Asian stocks reversed initial losses on Tuesday, 20 September 2011. Key benchmark indices in China, Hong Kong, Singapore, Taiwan and South Korea rose by between 0.16% to 0.94%. Key benchmark indices in Indonesia and Japan fell by between 0.08% to 1.61%.
US index futures reversed initial losses. Trading in US index futures indicated that the Dow could gain 74 points at the opening bell on Tuesday, 20 September 2011. US stocks fell on Monday but staged a late comeback after fears of a looming Greek debt default diminished on news of a possible deal to advance new bailout funds to Greece. President Barack Obama laid out a $3 trillion plan to cut US deficits by raising taxes on the rich, but Republicans mocked it as a political stunt, signaling the proposal has little chance of becoming law.

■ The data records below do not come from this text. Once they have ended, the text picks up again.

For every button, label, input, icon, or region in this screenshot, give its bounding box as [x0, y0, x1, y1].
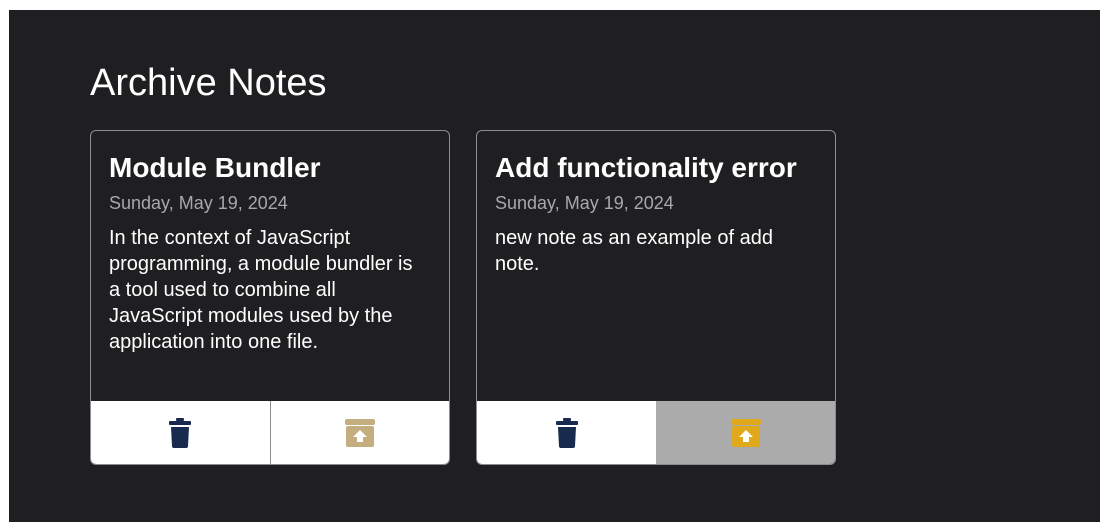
note-actions: [477, 401, 835, 464]
note-actions: [91, 401, 449, 464]
delete-button[interactable]: [477, 401, 656, 464]
note-text: new note as an example of add note.: [495, 227, 773, 275]
unarchive-button[interactable]: [270, 401, 449, 464]
note-body: Module Bundler Sunday, May 19, 2024 In t…: [91, 131, 449, 401]
trash-icon: [169, 417, 192, 448]
note-title[interactable]: Module Bundler: [109, 151, 431, 185]
unarchive-button[interactable]: [656, 401, 835, 464]
note-card: Module Bundler Sunday, May 19, 2024 In t…: [90, 130, 450, 465]
trash-icon: [555, 417, 578, 448]
note-body: Add functionality error Sunday, May 19, …: [477, 131, 835, 401]
archive-panel: Archive Notes Module Bundler Sunday, May…: [9, 10, 1100, 522]
note-title[interactable]: Add functionality error: [495, 151, 817, 185]
unarchive-icon: [730, 418, 761, 447]
note-text: In the context of JavaScript programming…: [109, 227, 413, 353]
note-date: Sunday, May 19, 2024: [109, 193, 288, 213]
notes-list: Module Bundler Sunday, May 19, 2024 In t…: [90, 130, 836, 465]
note-date: Sunday, May 19, 2024: [495, 193, 674, 213]
note-card: Add functionality error Sunday, May 19, …: [476, 130, 836, 465]
unarchive-icon: [344, 418, 375, 447]
delete-button[interactable]: [91, 401, 271, 464]
page-title: Archive Notes: [90, 62, 327, 104]
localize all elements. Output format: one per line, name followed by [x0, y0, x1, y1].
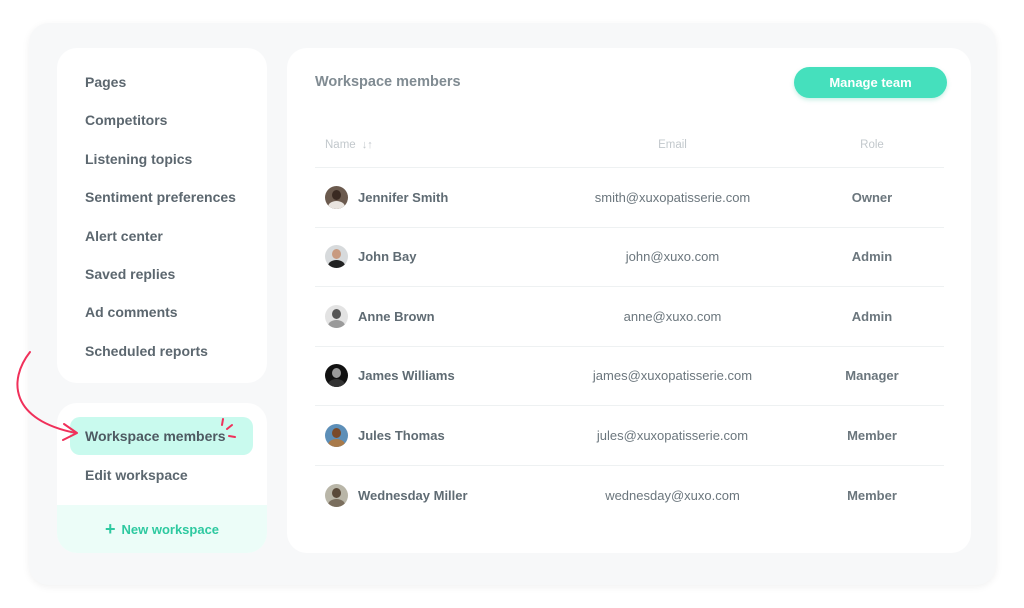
member-email: john@xuxo.com — [625, 249, 720, 265]
member-role: Admin — [851, 308, 893, 324]
sidebar-item-listening-topics[interactable]: Listening topics — [57, 149, 267, 187]
column-header-role: Role — [860, 139, 884, 151]
workspace-sidebar: Workspace members Edit workspace + New w… — [57, 403, 267, 553]
member-name: John Bay — [358, 249, 417, 265]
table-row[interactable]: Jennifer Smith smith@xuxopatisserie.com … — [315, 168, 944, 228]
column-header-name-label: Name — [325, 139, 356, 151]
settings-nav-list: Pages Competitors Listening topics Senti… — [57, 48, 267, 379]
table-row[interactable]: John Bay john@xuxo.com Admin — [315, 228, 944, 287]
sidebar-item-ad-comments[interactable]: Ad comments — [57, 302, 267, 340]
sort-icon[interactable]: ↓↑ — [362, 139, 373, 151]
table-row[interactable]: Jules Thomas jules@xuxopatisserie.com Me… — [315, 406, 944, 466]
sidebar-item-sentiment-preferences[interactable]: Sentiment preferences — [57, 187, 267, 225]
member-email: smith@xuxopatisserie.com — [594, 189, 751, 205]
member-name: James Williams — [358, 368, 455, 384]
member-role: Manager — [845, 368, 899, 384]
sidebar-item-edit-workspace[interactable]: Edit workspace — [70, 456, 253, 494]
new-workspace-button[interactable]: + New workspace — [57, 505, 267, 553]
avatar — [325, 304, 348, 328]
member-role: Member — [847, 427, 897, 443]
table-row[interactable]: James Williams james@xuxopatisserie.com … — [315, 347, 944, 406]
sidebar-item-alert-center[interactable]: Alert center — [57, 226, 267, 264]
settings-sidebar: Pages Competitors Listening topics Senti… — [57, 48, 267, 383]
column-header-email: Email — [658, 139, 687, 151]
member-name: Anne Brown — [358, 308, 435, 324]
manage-team-button[interactable]: Manage team — [794, 67, 947, 98]
sidebar-item-workspace-members[interactable]: Workspace members — [70, 417, 253, 455]
member-name: Wednesday Miller — [358, 487, 468, 503]
avatar — [325, 364, 348, 388]
member-name: Jennifer Smith — [358, 189, 449, 205]
table-row[interactable]: Wednesday Miller wednesday@xuxo.com Memb… — [315, 466, 944, 526]
member-name: Jules Thomas — [358, 427, 445, 443]
avatar — [325, 185, 348, 209]
member-email: jules@xuxopatisserie.com — [596, 427, 749, 443]
sidebar-item-label: Workspace members — [85, 428, 226, 444]
avatar — [325, 423, 348, 447]
member-email: anne@xuxo.com — [623, 308, 722, 324]
sidebar-item-scheduled-reports[interactable]: Scheduled reports — [57, 341, 267, 379]
sidebar-item-label: Edit workspace — [85, 467, 188, 483]
members-table: Name ↓↑ Email Role Jennifer Smith smith@… — [315, 123, 944, 525]
plus-icon: + — [104, 519, 116, 539]
table-row[interactable]: Anne Brown anne@xuxo.com Admin — [315, 287, 944, 347]
table-header: Name ↓↑ Email Role — [315, 123, 944, 168]
sidebar-item-competitors[interactable]: Competitors — [57, 110, 267, 148]
workspace-members-panel: Workspace members Manage team Name ↓↑ Em… — [287, 48, 971, 553]
avatar — [325, 483, 348, 507]
new-workspace-label: New workspace — [121, 521, 220, 537]
member-email: james@xuxopatisserie.com — [592, 368, 753, 384]
member-role: Owner — [851, 189, 893, 205]
sidebar-item-saved-replies[interactable]: Saved replies — [57, 264, 267, 302]
avatar — [325, 245, 348, 269]
page-title: Workspace members — [315, 74, 461, 90]
member-role: Admin — [851, 249, 893, 265]
member-email: wednesday@xuxo.com — [605, 487, 740, 503]
column-header-name[interactable]: Name ↓↑ — [315, 139, 545, 151]
sidebar-item-pages[interactable]: Pages — [57, 72, 267, 110]
member-role: Member — [847, 487, 897, 503]
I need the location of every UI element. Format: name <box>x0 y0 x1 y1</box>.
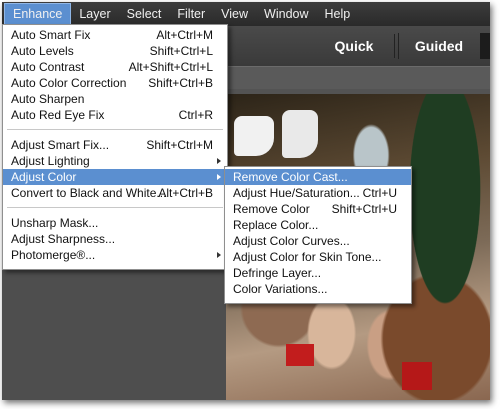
menu-item-auto-sharpen[interactable]: Auto Sharpen <box>3 91 227 107</box>
submenu-item-adjust-color-skin-tone[interactable]: Adjust Color for Skin Tone... <box>225 249 411 265</box>
present <box>402 362 432 390</box>
submenu-item-remove-color-cast[interactable]: Remove Color Cast... <box>225 169 411 185</box>
menu-item-unsharp-mask[interactable]: Unsharp Mask... <box>3 215 227 231</box>
stocking <box>234 116 274 156</box>
menu-item-adjust-sharpness[interactable]: Adjust Sharpness... <box>3 231 227 247</box>
menu-item-photomerge[interactable]: Photomerge®... <box>3 247 227 263</box>
guided-mode-button[interactable]: Guided <box>398 33 479 59</box>
menu-filter[interactable]: Filter <box>169 2 213 26</box>
menu-item-convert-to-black-and-white[interactable]: Convert to Black and White... Alt+Ctrl+B <box>3 185 227 201</box>
submenu-item-defringe-layer[interactable]: Defringe Layer... <box>225 265 411 281</box>
submenu-item-replace-color[interactable]: Replace Color... <box>225 217 411 233</box>
menu-item-auto-smart-fix[interactable]: Auto Smart Fix Alt+Ctrl+M <box>3 27 227 43</box>
submenu-item-remove-color[interactable]: Remove Color Shift+Ctrl+U <box>225 201 411 217</box>
submenu-arrow-icon <box>217 252 221 258</box>
menu-separator <box>7 129 223 130</box>
submenu-arrow-icon <box>217 174 221 180</box>
present <box>286 344 314 366</box>
menu-window[interactable]: Window <box>256 2 316 26</box>
menu-view[interactable]: View <box>213 2 256 26</box>
submenu-item-adjust-hue-saturation[interactable]: Adjust Hue/Saturation... Ctrl+U <box>225 185 411 201</box>
menu-item-adjust-smart-fix[interactable]: Adjust Smart Fix... Shift+Ctrl+M <box>3 137 227 153</box>
menu-enhance[interactable]: Enhance <box>4 3 72 25</box>
submenu-item-color-variations[interactable]: Color Variations... <box>225 281 411 297</box>
mode-divider <box>394 34 395 58</box>
submenu-arrow-icon <box>217 158 221 164</box>
menu-item-auto-levels[interactable]: Auto Levels Shift+Ctrl+L <box>3 43 227 59</box>
menu-help[interactable]: Help <box>317 2 359 26</box>
christmas-tree <box>400 94 490 334</box>
adjust-color-submenu: Remove Color Cast... Adjust Hue/Saturati… <box>224 166 412 304</box>
menu-item-auto-color-correction[interactable]: Auto Color Correction Shift+Ctrl+B <box>3 75 227 91</box>
menu-select[interactable]: Select <box>119 2 170 26</box>
menu-item-auto-red-eye-fix[interactable]: Auto Red Eye Fix Ctrl+R <box>3 107 227 123</box>
expert-mode-button[interactable] <box>480 33 490 59</box>
menu-separator <box>7 207 223 208</box>
menu-item-adjust-lighting[interactable]: Adjust Lighting <box>3 153 227 169</box>
menu-item-auto-contrast[interactable]: Auto Contrast Alt+Shift+Ctrl+L <box>3 59 227 75</box>
menu-item-adjust-color[interactable]: Adjust Color <box>3 169 227 185</box>
submenu-item-adjust-color-curves[interactable]: Adjust Color Curves... <box>225 233 411 249</box>
enhance-menu: Auto Smart Fix Alt+Ctrl+M Auto Levels Sh… <box>2 24 228 270</box>
menu-bar: Enhance Layer Select Filter View Window … <box>2 2 490 26</box>
stocking <box>282 110 318 158</box>
quick-mode-button[interactable]: Quick <box>314 33 394 59</box>
menu-layer[interactable]: Layer <box>71 2 118 26</box>
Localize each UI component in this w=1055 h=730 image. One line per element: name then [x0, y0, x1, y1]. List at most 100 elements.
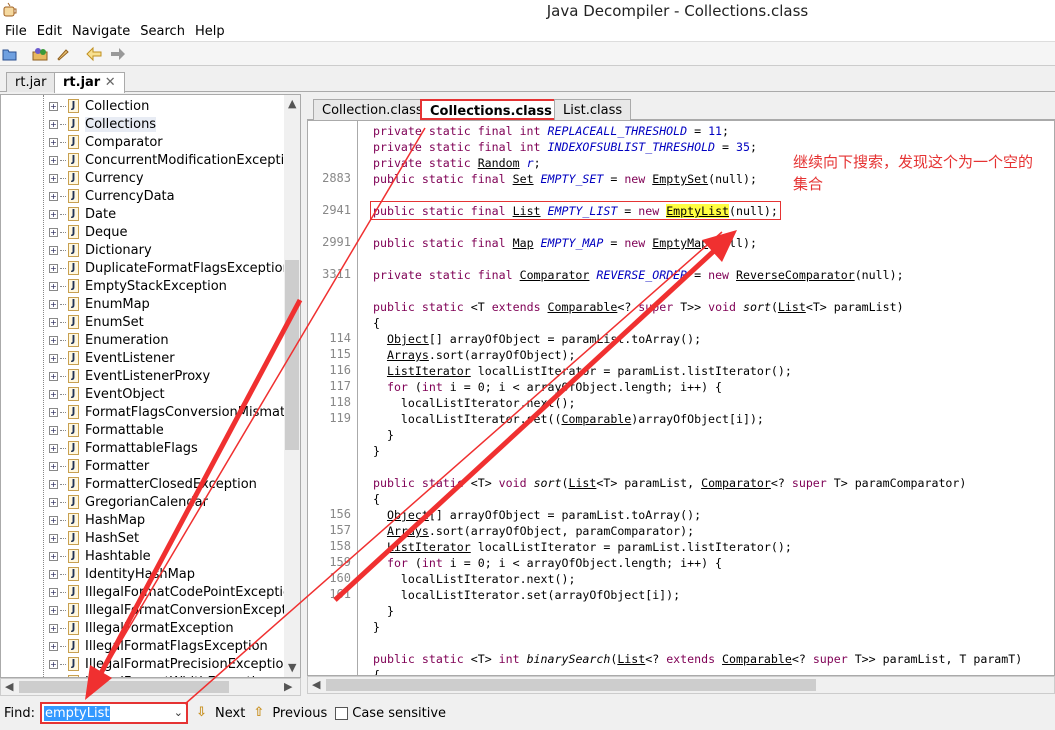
expand-icon[interactable]: + [49, 515, 58, 525]
expand-icon[interactable]: + [49, 605, 58, 615]
code-token[interactable]: Comparator [701, 476, 771, 490]
tab-rt-jar-2[interactable]: rt.jar ✕ [54, 72, 125, 93]
expand-icon[interactable]: + [49, 245, 58, 255]
tree-item[interactable]: + J IllegalFormatPrecisionException [49, 655, 292, 673]
tree-item[interactable]: + J Comparator [49, 133, 163, 151]
code-token[interactable]: Arrays [387, 524, 429, 538]
expand-icon[interactable]: + [49, 659, 58, 669]
expand-icon[interactable]: + [49, 443, 58, 453]
tree-item[interactable]: + J IdentityHashMap [49, 565, 195, 583]
expand-icon[interactable]: + [49, 299, 58, 309]
scroll-left-icon[interactable]: ◀ [312, 678, 320, 691]
scroll-right-icon[interactable]: ▶ [284, 680, 292, 693]
tree-item[interactable]: + J Collection [49, 97, 149, 115]
tree-item[interactable]: + J EventListenerProxy [49, 367, 210, 385]
tree-item[interactable]: + J Deque [49, 223, 128, 241]
code-token[interactable]: EmptyMap [652, 236, 708, 250]
expand-icon[interactable]: + [49, 281, 58, 291]
tree-item[interactable]: + J Formatter [49, 457, 149, 475]
expand-icon[interactable]: + [49, 587, 58, 597]
tree-item[interactable]: + J IllegalFormatException [49, 619, 234, 637]
tree-item[interactable]: + J EnumMap [49, 295, 150, 313]
menu-search[interactable]: Search [135, 22, 190, 39]
tree-item[interactable]: + J Date [49, 205, 116, 223]
scroll-left-icon[interactable]: ◀ [5, 680, 13, 693]
expand-icon[interactable]: + [49, 641, 58, 651]
code-token[interactable]: Comparable [548, 300, 618, 314]
scroll-thumb[interactable] [285, 260, 299, 450]
tree-item[interactable]: + J Currency [49, 169, 144, 187]
tree-vertical-scrollbar[interactable]: ▲ ▼ [284, 95, 300, 677]
tree-item[interactable]: + J CurrencyData [49, 187, 175, 205]
menu-edit[interactable]: Edit [32, 22, 67, 39]
code-token[interactable]: Object [387, 508, 429, 522]
tree-item[interactable]: + J FormatFlagsConversionMismatchE [49, 403, 300, 421]
code-token[interactable]: ListIterator [387, 540, 471, 554]
code-token[interactable]: Comparator [520, 268, 590, 282]
code-token[interactable]: Arrays [387, 348, 429, 362]
scroll-down-icon[interactable]: ▼ [288, 661, 296, 674]
tree-item[interactable]: + J GregorianCalendar [49, 493, 208, 511]
next-button[interactable]: ⇩ Next [196, 705, 245, 721]
tab-list-class[interactable]: List.class [554, 99, 632, 120]
close-icon[interactable]: ✕ [105, 75, 116, 90]
tree-item[interactable]: + J HashMap [49, 511, 145, 529]
tree-item[interactable]: + J Formattable [49, 421, 164, 439]
tree-item[interactable]: + J Hashtable [49, 547, 151, 565]
checkbox[interactable] [335, 706, 349, 720]
expand-icon[interactable]: + [49, 119, 58, 129]
expand-icon[interactable]: + [49, 551, 58, 561]
expand-icon[interactable]: + [49, 623, 58, 633]
tree-item[interactable]: + J Collections [49, 115, 157, 133]
expand-icon[interactable]: + [49, 353, 58, 363]
tree-item[interactable]: + J Enumeration [49, 331, 169, 349]
expand-icon[interactable]: + [49, 263, 58, 273]
expand-icon[interactable]: + [49, 173, 58, 183]
tab-rt-jar-1[interactable]: rt.jar [6, 72, 56, 92]
tree-item[interactable]: + J IllegalFormatCodePointException [49, 583, 299, 601]
previous-button[interactable]: ⇧ Previous [253, 705, 327, 721]
forward-arrow-icon[interactable] [110, 46, 126, 62]
expand-icon[interactable]: + [49, 407, 58, 417]
code-token[interactable]: Comparable [722, 652, 792, 666]
code-view[interactable]: 2883 2941 2991 3311 114 115 116 117 118 119 156 157… [307, 120, 1055, 676]
back-arrow-icon[interactable] [86, 46, 102, 62]
search-icon[interactable] [55, 46, 71, 62]
code-token[interactable]: Random [478, 156, 520, 170]
tree-item[interactable]: + J HashSet [49, 529, 139, 547]
code-horizontal-scrollbar[interactable]: ◀ [307, 676, 1055, 694]
expand-icon[interactable]: + [49, 317, 58, 327]
expand-icon[interactable]: + [49, 497, 58, 507]
tab-collection-class[interactable]: Collection.class [313, 99, 432, 120]
expand-icon[interactable]: + [49, 137, 58, 147]
expand-icon[interactable]: + [49, 155, 58, 165]
expand-icon[interactable]: + [49, 227, 58, 237]
scroll-up-icon[interactable]: ▲ [288, 97, 296, 110]
code-token[interactable]: Comparable [561, 412, 631, 426]
scroll-thumb[interactable] [19, 681, 229, 693]
expand-icon[interactable]: + [49, 335, 58, 345]
expand-icon[interactable]: + [49, 209, 58, 219]
tree-item[interactable]: + J EventListener [49, 349, 175, 367]
code-token[interactable]: List [778, 300, 806, 314]
case-sensitive-checkbox[interactable]: Case sensitive [335, 706, 446, 721]
code-token[interactable]: List [568, 476, 596, 490]
expand-icon[interactable]: + [49, 533, 58, 543]
expand-icon[interactable]: + [49, 569, 58, 579]
code-token[interactable]: ReverseComparator [736, 268, 855, 282]
tree-item[interactable]: + J IllegalFormatConversionException [49, 601, 300, 619]
menu-help[interactable]: Help [190, 22, 230, 39]
code-token[interactable]: Object [387, 332, 429, 346]
tree-item[interactable]: + J IllegalFormatFlagsException [49, 637, 268, 655]
tree-item[interactable]: + J FormatterClosedException [49, 475, 257, 493]
tree-horizontal-scrollbar[interactable]: ◀ ▶ [0, 678, 301, 696]
tree-item[interactable]: + J EnumSet [49, 313, 144, 331]
open-folder-icon[interactable] [2, 46, 18, 62]
tree-item[interactable]: + J EventObject [49, 385, 165, 403]
expand-icon[interactable]: + [49, 371, 58, 381]
menu-file[interactable]: File [0, 22, 32, 39]
code-token[interactable]: EmptySet [652, 172, 708, 186]
expand-icon[interactable]: + [49, 101, 58, 111]
find-input[interactable]: emptyList ⌄ [40, 702, 189, 724]
expand-icon[interactable]: + [49, 461, 58, 471]
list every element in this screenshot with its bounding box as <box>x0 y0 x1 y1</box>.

A two-day policy meeting of the Federal Open Market Committee (FOMC) on US interest rates begins today, 20 September 2011. There are expectations that the Federal Reserve will announce fresh measures to stimulate the economy as the US unemployment rate remains above 9%. Among the options that the Fed may consider include another round of quantitative easing or QE3, the Operation Twist which is the purchase of long-term verses selling short-term bonds so as to lower long-term yields, and lowering the rate on excess reserves held by banks at the Fed in order to increase the monetary aggregates.